Уменьшение потребности в гневе
В повседневной жизни люди не нуждаются в первичном гневе, что стимулируется угрозой причинения вреда себе и близким. Подавляющее большинство гнев, которые мы испытываем, – это ответ на довольно мелкое злодеяние эго, гиперболу о экзистенциальной целостности и «самое основное право человека на то, чтобы быть индивидуумом». В подавляющем большинстве случаев ярости мы чувствуем себя обесцененными и обвиняем кого-то другого, что создает иллюзию угрозы, которая, в свою очередь, стимулирует гнев. Здесь тоже терапевтический акцент на целесообразности гнева или его предполагаемых корней в детстве трагически упускает из виду. Гнев в ответ на чувство девальвации заменяет временное чувство силы на ценность – вы не чувствуете себя более ценным, когда сердитесь, вы просто чувствуете себя более мощным, пока действует эффект амфетамина, после которого вы рухнете. Терапия – это обучение клиентов повышению их самоценности, когда они чувствуют себя обесцененными в реальном мире. (В конечном счете, единственный способ, которым они могут поддерживать истинную самоценность в нашем высокообщинном мире, – это стать более сострадательным.) Им не нужно знать, считает ли какой-то психотерапевт, что их замена силы на ценность является «подходящей». Скорее, их внимание должно быть сосредоточено на том, помогает ли их гнев им быть человеком, родителем и близким партнером, которым они больше всего хотят быть. Фокус терапии заключается в том, чтобы помочь им достичь этих целей, а не укреплять их неудачную ассоциацию воспринимаемой уязвимости с гневом, произнеся ее «подходящей».
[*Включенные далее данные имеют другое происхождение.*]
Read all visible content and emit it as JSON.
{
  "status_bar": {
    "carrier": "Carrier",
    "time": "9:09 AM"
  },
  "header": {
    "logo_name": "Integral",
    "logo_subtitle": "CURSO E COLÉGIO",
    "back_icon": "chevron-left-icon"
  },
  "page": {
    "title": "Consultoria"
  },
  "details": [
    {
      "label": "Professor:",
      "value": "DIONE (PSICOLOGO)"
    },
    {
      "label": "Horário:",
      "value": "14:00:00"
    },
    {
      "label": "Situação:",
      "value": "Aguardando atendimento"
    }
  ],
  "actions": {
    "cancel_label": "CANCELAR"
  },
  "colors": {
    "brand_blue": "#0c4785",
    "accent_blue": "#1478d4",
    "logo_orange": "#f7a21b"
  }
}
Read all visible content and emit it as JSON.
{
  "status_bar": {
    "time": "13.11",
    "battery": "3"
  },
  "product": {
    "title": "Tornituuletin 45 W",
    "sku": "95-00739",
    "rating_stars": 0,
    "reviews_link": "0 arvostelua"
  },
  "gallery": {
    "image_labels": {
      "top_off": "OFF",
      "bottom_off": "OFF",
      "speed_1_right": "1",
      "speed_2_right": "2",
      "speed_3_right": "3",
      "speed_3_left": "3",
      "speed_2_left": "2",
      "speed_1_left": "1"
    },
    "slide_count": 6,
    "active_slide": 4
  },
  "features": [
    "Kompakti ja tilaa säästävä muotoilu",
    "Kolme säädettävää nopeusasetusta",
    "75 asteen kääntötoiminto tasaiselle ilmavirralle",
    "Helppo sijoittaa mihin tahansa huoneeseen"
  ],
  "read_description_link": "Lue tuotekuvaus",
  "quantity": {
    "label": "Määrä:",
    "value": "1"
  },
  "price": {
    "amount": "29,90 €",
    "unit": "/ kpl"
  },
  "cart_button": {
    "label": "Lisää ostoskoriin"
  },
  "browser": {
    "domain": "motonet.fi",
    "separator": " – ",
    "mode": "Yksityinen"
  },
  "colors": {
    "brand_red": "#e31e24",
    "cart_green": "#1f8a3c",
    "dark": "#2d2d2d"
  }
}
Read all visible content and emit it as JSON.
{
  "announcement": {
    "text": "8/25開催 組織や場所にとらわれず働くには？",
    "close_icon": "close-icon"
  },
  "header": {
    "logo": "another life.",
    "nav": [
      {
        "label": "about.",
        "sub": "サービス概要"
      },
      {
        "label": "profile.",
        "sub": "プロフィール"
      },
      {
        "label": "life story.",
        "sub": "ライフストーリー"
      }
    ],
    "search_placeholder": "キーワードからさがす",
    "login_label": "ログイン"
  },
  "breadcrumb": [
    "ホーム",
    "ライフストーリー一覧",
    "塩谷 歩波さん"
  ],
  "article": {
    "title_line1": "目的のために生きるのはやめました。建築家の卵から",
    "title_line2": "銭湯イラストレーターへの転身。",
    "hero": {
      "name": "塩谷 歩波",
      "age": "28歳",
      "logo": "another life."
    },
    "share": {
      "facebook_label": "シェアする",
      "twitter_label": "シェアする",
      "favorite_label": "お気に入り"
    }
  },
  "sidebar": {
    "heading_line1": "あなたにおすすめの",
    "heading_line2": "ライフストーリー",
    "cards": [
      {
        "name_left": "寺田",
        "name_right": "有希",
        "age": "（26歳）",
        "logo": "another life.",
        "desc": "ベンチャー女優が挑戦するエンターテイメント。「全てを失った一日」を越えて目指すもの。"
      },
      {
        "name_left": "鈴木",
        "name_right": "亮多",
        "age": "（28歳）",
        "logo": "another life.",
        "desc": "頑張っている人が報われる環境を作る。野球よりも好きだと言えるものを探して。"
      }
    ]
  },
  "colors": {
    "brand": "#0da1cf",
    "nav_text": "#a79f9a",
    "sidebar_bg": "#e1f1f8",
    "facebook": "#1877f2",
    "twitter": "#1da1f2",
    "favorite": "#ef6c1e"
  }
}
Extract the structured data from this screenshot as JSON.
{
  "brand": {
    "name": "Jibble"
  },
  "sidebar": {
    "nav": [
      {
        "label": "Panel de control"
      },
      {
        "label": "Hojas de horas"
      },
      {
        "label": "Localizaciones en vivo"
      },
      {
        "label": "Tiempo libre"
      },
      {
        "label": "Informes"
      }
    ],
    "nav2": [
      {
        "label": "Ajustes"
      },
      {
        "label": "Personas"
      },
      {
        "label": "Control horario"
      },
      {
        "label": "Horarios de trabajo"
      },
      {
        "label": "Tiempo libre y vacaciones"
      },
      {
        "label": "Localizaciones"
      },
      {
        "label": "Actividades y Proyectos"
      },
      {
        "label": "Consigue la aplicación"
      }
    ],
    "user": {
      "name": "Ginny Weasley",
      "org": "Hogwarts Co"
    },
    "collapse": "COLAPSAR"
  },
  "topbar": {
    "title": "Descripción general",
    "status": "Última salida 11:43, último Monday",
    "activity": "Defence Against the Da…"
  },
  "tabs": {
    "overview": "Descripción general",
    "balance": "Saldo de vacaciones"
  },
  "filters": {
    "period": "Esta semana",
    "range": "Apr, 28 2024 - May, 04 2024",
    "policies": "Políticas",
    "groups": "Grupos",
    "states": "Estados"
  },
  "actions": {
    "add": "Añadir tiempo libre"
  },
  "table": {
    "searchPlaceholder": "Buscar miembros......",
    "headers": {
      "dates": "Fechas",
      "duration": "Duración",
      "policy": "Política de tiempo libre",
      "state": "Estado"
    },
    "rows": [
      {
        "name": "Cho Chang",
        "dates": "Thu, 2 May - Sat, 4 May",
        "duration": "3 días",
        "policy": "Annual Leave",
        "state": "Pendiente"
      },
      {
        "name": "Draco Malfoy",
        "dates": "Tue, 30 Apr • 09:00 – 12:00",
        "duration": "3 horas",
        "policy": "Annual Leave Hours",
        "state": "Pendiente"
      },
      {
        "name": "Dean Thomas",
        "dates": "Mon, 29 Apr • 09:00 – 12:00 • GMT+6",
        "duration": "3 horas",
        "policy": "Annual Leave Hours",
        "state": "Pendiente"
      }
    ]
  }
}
Конечно, никто не должен стесняться злиться, и я сомневаюсь, что многие люди это делают. Но мы все чувствуем стыд за нарушение наших ценностей. Большинство людей нарушают свои ценности, когда они воспринимают других, особенно близких, как угрожающих персонажей, которые являются ничем иным, как любой угрозой эго, которую они кажутся представлять в момент гнева. Но позор – это не наказание за гнев; это мотивация быть верной своим глубочайшим ценностям, т. е. видеть, что другие не как источник эмоций, а как сложные, отдельные люди, не зависимые от эмоциональных реакций на них. Когда мы следуем этой мотивации, нет необходимости выражать или управлять гневом; он просто становится ненужным для защиты.

Я искренне надеюсь, что доктор Алмаз может превзойти догму и представить проверенные доказательства своих взглядов на гнев, которые до сих пор кажутся гораздо более литературными, чем научными. Если он придумает что-то поддающееся проверке, мы можем провести осмысленные дебаты.